C’est ce que l’équipe de Mosnes espère emporter.

M. Villemain a déclaré: «La Nouvelle-Zélande est probablement très avancée en ce qui concerne l'inclusion et le mélange d'enfants handicapés avec des enfants normaux».

Le groupe a exploré à quoi ressemble un environnement inclusif en Nouvelle-Zélande, en visitant des écoles ordinaires et spécialisées.

Le directeur de l'école spéciale d'Arohanui, James Le Marquand, s'est occupé du groupe aujourd'hui en leur montrant un certain nombre de ses salles de classe satellites à travers Auckland.
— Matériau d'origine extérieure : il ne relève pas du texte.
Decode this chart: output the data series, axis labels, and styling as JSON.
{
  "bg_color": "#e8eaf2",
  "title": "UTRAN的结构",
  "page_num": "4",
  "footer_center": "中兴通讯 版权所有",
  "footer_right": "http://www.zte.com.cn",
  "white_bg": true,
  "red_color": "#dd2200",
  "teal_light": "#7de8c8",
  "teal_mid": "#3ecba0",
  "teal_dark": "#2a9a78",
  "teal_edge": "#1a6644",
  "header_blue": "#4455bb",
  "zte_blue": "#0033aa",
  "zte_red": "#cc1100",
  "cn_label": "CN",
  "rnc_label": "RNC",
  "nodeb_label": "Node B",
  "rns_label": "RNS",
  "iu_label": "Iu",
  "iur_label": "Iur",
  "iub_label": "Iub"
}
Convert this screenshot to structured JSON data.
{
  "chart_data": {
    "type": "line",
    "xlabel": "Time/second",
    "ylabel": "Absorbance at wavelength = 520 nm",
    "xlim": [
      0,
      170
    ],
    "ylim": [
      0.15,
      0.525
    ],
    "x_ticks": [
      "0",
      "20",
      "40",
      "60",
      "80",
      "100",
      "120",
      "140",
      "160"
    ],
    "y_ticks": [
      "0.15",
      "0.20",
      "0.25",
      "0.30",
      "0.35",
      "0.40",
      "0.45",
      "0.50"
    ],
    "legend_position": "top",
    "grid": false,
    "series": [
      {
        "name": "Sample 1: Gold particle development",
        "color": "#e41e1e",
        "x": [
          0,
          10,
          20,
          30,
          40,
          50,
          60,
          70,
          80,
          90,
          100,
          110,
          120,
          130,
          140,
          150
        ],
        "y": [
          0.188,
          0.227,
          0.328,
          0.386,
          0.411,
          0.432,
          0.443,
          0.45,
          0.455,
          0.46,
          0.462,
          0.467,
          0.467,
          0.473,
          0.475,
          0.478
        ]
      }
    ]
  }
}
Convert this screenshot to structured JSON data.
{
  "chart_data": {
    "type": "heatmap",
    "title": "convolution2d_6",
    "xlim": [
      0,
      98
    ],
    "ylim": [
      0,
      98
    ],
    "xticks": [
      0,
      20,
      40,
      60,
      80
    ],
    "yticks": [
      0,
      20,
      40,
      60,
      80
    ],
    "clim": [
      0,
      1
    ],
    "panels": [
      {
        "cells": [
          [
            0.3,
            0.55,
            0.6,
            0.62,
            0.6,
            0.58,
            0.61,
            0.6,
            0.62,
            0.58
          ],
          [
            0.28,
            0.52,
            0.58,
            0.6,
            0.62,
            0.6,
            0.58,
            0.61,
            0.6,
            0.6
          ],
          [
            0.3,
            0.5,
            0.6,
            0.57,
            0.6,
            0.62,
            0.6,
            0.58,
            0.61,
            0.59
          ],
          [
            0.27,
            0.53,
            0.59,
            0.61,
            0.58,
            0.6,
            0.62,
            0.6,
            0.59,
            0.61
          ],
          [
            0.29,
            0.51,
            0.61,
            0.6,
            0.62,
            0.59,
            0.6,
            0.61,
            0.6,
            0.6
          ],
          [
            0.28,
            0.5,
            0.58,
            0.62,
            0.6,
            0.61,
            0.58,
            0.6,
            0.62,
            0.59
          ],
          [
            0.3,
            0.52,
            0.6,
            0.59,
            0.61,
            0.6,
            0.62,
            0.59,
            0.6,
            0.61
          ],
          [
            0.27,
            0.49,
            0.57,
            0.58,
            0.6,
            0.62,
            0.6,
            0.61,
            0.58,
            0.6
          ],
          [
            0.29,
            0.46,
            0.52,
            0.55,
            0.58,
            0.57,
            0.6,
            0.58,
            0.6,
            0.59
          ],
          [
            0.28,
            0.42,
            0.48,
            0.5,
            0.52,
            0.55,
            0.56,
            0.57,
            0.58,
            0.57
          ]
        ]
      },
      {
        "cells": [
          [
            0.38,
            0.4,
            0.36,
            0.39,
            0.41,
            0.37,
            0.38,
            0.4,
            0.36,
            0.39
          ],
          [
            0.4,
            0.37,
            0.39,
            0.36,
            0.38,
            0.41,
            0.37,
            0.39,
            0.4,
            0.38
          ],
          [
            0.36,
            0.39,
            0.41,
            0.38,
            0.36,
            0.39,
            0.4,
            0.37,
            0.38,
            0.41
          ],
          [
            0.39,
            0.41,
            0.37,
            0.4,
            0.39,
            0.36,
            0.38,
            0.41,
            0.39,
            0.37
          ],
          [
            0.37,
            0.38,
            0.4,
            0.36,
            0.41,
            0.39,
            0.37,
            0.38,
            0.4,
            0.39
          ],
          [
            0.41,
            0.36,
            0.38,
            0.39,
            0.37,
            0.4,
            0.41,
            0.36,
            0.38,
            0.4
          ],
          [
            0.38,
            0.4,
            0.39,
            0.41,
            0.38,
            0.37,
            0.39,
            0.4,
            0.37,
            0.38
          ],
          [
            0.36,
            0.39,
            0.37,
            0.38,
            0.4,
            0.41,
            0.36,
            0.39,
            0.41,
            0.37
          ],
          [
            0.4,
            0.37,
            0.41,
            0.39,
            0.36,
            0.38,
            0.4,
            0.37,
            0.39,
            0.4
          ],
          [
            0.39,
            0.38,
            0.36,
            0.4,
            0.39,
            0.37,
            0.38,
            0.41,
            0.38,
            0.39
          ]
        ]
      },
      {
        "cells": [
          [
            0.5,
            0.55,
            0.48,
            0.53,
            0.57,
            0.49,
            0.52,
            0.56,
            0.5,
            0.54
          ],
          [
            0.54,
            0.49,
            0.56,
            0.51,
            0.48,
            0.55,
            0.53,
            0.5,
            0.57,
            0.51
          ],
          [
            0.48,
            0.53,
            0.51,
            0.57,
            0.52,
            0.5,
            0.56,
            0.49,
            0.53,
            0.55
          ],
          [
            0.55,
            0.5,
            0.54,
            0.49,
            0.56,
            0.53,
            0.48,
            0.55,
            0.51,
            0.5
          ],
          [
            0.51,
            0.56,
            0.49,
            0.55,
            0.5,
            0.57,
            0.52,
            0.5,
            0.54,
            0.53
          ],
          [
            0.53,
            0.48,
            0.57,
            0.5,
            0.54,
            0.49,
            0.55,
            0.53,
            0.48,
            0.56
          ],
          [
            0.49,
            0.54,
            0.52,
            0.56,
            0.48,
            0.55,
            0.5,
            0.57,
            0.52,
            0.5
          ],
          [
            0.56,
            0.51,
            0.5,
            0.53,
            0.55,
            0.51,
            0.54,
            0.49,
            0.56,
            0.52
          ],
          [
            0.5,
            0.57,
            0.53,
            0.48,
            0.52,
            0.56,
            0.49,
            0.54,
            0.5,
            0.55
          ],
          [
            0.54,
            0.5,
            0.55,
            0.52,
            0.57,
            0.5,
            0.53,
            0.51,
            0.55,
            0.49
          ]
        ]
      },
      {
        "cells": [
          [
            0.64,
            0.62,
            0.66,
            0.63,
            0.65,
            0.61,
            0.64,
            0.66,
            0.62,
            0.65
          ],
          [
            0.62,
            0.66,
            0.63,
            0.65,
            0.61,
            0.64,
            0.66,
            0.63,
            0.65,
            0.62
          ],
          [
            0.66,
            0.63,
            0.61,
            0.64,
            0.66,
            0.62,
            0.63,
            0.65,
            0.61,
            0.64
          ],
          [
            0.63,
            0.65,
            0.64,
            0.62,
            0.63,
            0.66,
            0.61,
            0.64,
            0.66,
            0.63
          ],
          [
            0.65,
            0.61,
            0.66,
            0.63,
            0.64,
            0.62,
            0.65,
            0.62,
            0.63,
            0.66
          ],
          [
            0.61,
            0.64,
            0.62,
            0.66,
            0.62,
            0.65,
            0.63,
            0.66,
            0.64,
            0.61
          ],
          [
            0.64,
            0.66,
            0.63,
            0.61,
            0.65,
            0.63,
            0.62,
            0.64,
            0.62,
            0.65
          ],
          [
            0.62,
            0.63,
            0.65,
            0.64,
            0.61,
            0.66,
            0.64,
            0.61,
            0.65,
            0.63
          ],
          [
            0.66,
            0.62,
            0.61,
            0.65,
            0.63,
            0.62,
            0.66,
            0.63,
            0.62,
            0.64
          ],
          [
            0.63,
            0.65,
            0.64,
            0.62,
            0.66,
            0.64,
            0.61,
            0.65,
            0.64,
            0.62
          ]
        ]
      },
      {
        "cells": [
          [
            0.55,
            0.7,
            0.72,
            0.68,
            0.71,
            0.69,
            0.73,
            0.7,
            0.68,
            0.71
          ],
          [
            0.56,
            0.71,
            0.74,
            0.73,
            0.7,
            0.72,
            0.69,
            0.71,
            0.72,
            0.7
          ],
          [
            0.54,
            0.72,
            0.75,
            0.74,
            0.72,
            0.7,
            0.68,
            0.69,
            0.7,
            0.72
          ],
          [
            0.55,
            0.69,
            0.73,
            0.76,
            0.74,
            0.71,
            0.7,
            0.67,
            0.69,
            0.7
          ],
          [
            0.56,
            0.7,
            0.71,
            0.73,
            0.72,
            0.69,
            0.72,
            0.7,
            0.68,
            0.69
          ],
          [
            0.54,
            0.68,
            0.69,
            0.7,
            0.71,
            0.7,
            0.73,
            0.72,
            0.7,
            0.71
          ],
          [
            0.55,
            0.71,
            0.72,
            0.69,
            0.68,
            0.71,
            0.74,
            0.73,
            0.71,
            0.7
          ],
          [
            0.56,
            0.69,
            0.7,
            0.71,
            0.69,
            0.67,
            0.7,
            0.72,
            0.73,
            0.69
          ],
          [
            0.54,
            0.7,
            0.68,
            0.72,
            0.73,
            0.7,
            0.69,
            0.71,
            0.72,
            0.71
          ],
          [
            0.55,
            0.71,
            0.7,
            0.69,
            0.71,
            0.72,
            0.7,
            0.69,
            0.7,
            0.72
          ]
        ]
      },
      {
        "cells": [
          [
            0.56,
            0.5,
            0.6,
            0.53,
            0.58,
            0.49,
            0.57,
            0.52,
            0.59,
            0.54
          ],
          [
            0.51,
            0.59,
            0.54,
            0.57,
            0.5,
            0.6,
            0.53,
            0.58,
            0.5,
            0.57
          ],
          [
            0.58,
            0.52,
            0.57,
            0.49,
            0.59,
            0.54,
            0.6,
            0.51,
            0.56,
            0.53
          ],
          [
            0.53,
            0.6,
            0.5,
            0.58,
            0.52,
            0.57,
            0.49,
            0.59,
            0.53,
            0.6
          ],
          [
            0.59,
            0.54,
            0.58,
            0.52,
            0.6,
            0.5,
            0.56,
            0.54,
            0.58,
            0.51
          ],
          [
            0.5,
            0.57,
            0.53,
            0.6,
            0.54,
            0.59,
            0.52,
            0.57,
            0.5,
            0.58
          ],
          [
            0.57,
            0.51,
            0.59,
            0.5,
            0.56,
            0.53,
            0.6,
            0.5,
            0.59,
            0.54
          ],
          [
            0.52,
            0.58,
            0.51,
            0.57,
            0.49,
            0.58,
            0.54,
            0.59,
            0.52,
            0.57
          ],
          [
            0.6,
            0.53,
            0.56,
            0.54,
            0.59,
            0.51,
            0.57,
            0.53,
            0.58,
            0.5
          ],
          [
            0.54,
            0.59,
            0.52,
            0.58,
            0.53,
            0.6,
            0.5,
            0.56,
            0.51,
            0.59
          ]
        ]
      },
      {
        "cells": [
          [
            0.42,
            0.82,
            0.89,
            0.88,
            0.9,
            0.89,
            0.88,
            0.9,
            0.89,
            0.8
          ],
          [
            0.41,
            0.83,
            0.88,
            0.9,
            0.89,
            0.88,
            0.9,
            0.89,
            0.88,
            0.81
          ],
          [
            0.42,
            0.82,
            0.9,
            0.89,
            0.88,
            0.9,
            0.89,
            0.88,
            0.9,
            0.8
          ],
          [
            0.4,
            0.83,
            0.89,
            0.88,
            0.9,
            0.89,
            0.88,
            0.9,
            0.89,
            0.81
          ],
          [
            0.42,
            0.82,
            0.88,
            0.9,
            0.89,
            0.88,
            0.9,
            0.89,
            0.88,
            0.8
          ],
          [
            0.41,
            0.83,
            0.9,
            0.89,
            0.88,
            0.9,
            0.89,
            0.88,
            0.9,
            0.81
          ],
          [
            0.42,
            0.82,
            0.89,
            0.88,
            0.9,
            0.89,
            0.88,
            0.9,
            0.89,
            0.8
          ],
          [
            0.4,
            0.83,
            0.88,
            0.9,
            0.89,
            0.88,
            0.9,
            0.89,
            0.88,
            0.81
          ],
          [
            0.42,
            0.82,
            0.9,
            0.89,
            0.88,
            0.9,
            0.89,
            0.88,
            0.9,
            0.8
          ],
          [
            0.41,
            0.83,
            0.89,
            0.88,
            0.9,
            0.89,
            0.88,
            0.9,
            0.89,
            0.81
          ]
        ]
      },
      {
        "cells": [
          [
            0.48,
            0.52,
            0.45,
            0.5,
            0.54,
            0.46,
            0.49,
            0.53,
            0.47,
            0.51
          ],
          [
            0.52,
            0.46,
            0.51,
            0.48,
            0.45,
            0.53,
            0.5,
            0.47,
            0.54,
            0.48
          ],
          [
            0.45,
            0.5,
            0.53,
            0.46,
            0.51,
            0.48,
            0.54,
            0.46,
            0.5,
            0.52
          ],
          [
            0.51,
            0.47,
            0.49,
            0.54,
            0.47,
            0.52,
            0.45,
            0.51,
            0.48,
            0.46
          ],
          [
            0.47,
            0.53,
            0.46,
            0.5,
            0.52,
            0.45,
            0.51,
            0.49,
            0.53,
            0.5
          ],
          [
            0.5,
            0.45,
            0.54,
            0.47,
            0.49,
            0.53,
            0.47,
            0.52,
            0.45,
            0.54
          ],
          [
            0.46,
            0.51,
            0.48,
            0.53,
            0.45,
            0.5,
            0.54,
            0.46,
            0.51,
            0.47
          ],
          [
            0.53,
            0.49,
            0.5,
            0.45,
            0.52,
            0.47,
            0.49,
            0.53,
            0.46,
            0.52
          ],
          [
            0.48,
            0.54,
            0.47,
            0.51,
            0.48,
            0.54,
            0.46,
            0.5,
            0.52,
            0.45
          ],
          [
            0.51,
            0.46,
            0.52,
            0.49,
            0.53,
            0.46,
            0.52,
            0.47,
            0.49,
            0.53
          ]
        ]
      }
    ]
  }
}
«Nous devons comprendre qu’il n’existe pas de définition claire de ce qu’est l’inclusion, mais ce que nous savons, c’est que différents enfants ont des parcours différents et des besoins différents», a déclaré M. Le Marquand.

Il a déclaré que notre système avait encore beaucoup de chemin à parcourir, mais que l'intérêt de la communauté internationale rappelait bien nos progrès.

"En Nouvelle-Zélande, nous nous battons facilement, et juste pour prendre un peu de stock et penser que nous le faisons assez bien", a-t-il déclaré.

«Nos enseignants ordinaires sont incroyables lorsque vous considérez le niveau d’inclusion qu’ils sont capables d’atteindre avec le niveau de ressources qu’ils n’obtiennent pas.»

Ceux qui travaillent avec la communauté autiste ici disent que nous pouvons aussi apprendre de ce qui se fait en France.

«C’est un échange d’informations qui va dans les deux sens», a déclaré M. Dougan.

"Nous leur disons que nous pouvons avoir l'attitude mais nous n'avons pas la ressource, ils semblent avoir la capacité de créer la ressource mais n'ont pas l'attitude", a déclaré M. Le Marquand.

M. Villemain envisage de collecter des fonds pour la construction de son école, dans l’espoir que celle-ci ouvrira en 2021.